State-of-the-art for torchvision datasets/transforms/models design

shijianjian · June 9, 2021, 4:39pm

Hi Adam,

Whilst working on deep learning tasks, I would much prefer to decouple those three components as much as possible. So, for each of those tasks:

Datasets, to read images and labels and convert to the proper dtype only.
Transforms, to perform transformation, but with optimized batch transformation features. Also, it should be painless to transform common labels (e.g. mask, bounding box, keypoints).
Models, to take in images and output the prediction, and things like normalization shall happen inside models than in augmentations in order to be more “end-to-end”.

Kornia augmentation offered solutions for the better decoupling.

Transforms

Firstly, batch processing is the basis of kornia transformation, which takes the advantage of PyTorch itself (tensor-based computation, nn.Module implementation).
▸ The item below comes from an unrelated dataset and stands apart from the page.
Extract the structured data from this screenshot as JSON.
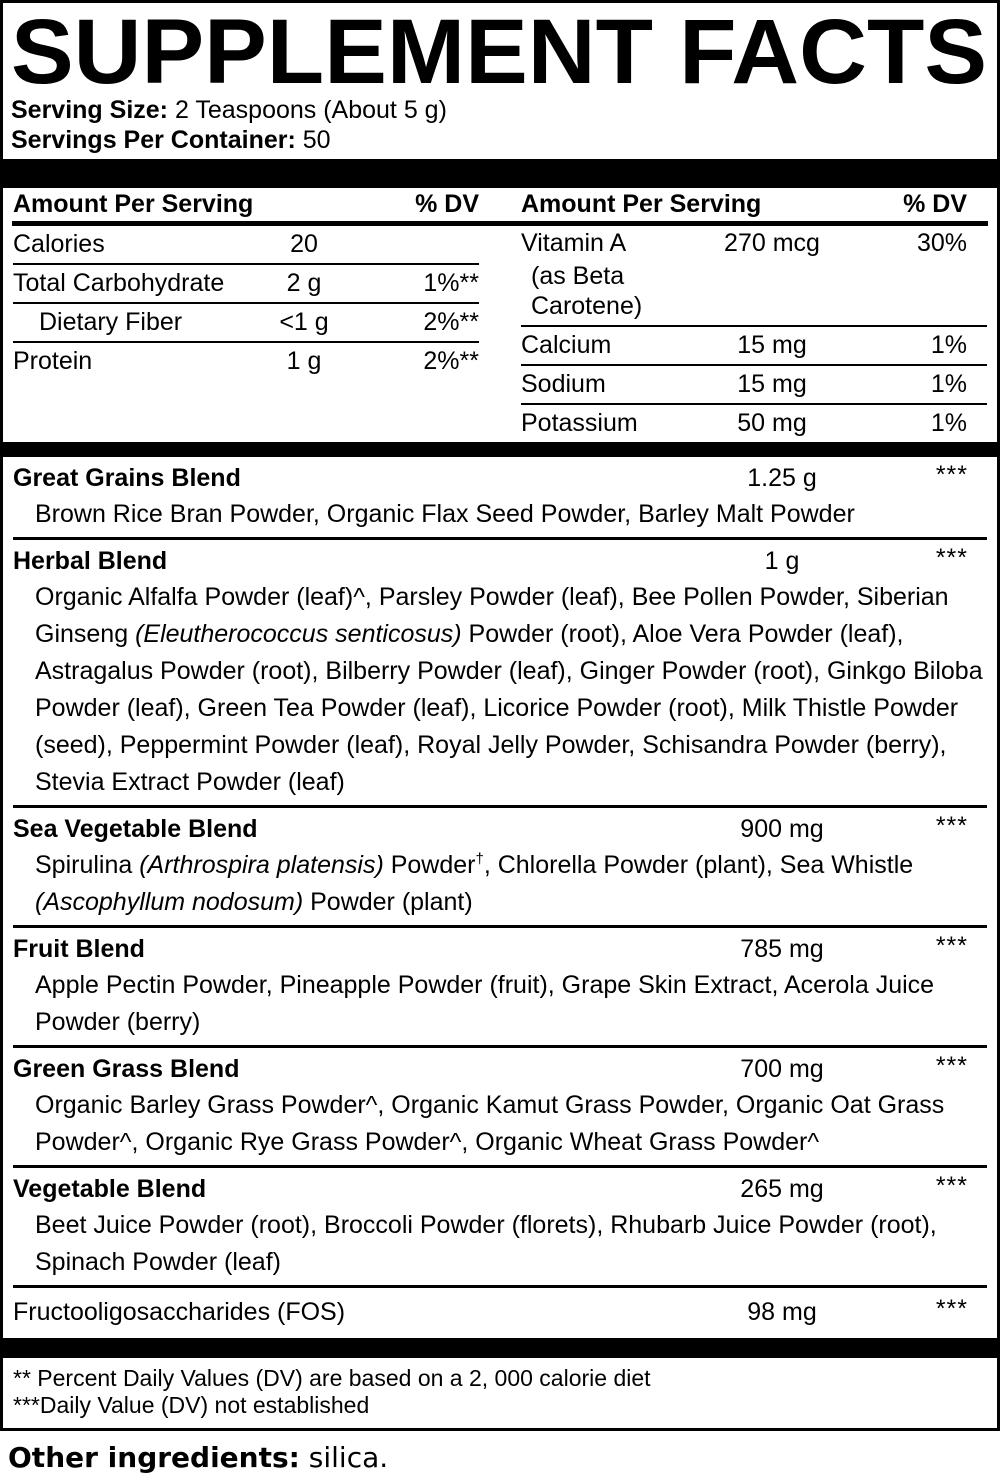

Recently, we introduced AugmentationSequential to offer syntax sugars for image augmentations. For example:

aug_list = AugmentationSequential(
    K.ColorJitter(0.1, 0.1, 0.1, 0.1, p=1.0),
    K.RandomAffine(360, [0.1, 0.1], [0.7, 1.2], [30., 50.], p=1.0),
    K.RandomPerspective(0.5, p=1.0),
    data_keys=["input", "bbox", "keypoints", "mask"],  # Just to define the future input here.
    return_transform=False,
    same_on_batch=False,
)
# forward the operation
out_tensors = aug_list(img_tensor, bbox, keypoints, mask)
# Inverse the operation
out_tensor_inv = aug_list.inverse(*out_tensor)
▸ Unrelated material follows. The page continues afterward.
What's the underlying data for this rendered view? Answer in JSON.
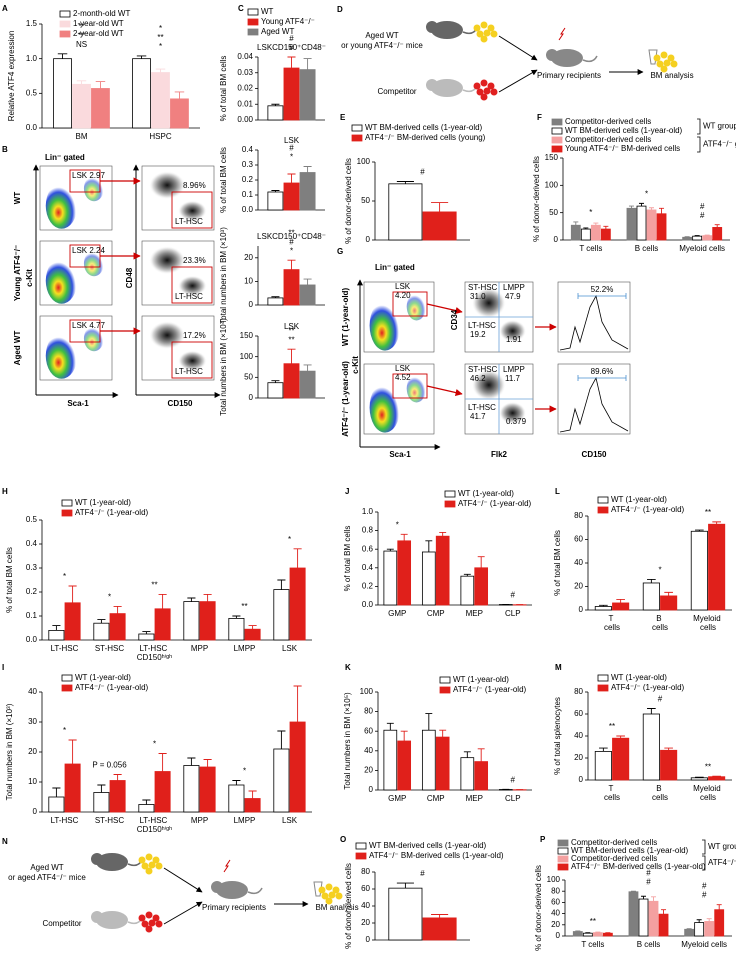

Then the results are like following (left->right: original, transformed, inversed back):

Datasets and Models

As you might aware that I have skipped the datasets part in the first , since we have just introduced batch augmentation. Unlike the traditional augmentation strategy (to include transformations in Datasets implementation), we would recommend to put the image augmentation computations into the next stage. For example:

# Define the augmentation
augment = AugmentationSequential(
    K.ColorJitter(0.1, 0.1, 0.1, 0.1, p=1.0),
    K.RandomAffine(360, [0.1, 0.1], [0.7, 1.2], [30., 50.], p=1.0),
    data_keys=["input", "bbox"]
)
# Define the model
model = torchvision.models.resnet50()
# Define a more "end-to-end" model
model = nn.Sequential(
    K.Normalize([0.5, 0.5, 0.5], [0.6, 0.6, 0.6]),
    model,
)

As a result, this adaptation can be very convenience for lots of daily routines. Say:

# For training ...
out_tensors = augment(img_tensor, bbox)
model(*out_tensors)
# For testing ...
model(img_tensor)

Save and load without thinking about preprocessing:

model.save("model.pt")
model = torch.load("model.pt")
# No need to think about normalize, since it has been done already in the saved model.
model(img_tensor)

By far, I think Kornia augmentation has resolved most issues you are facing. Let us know if anything!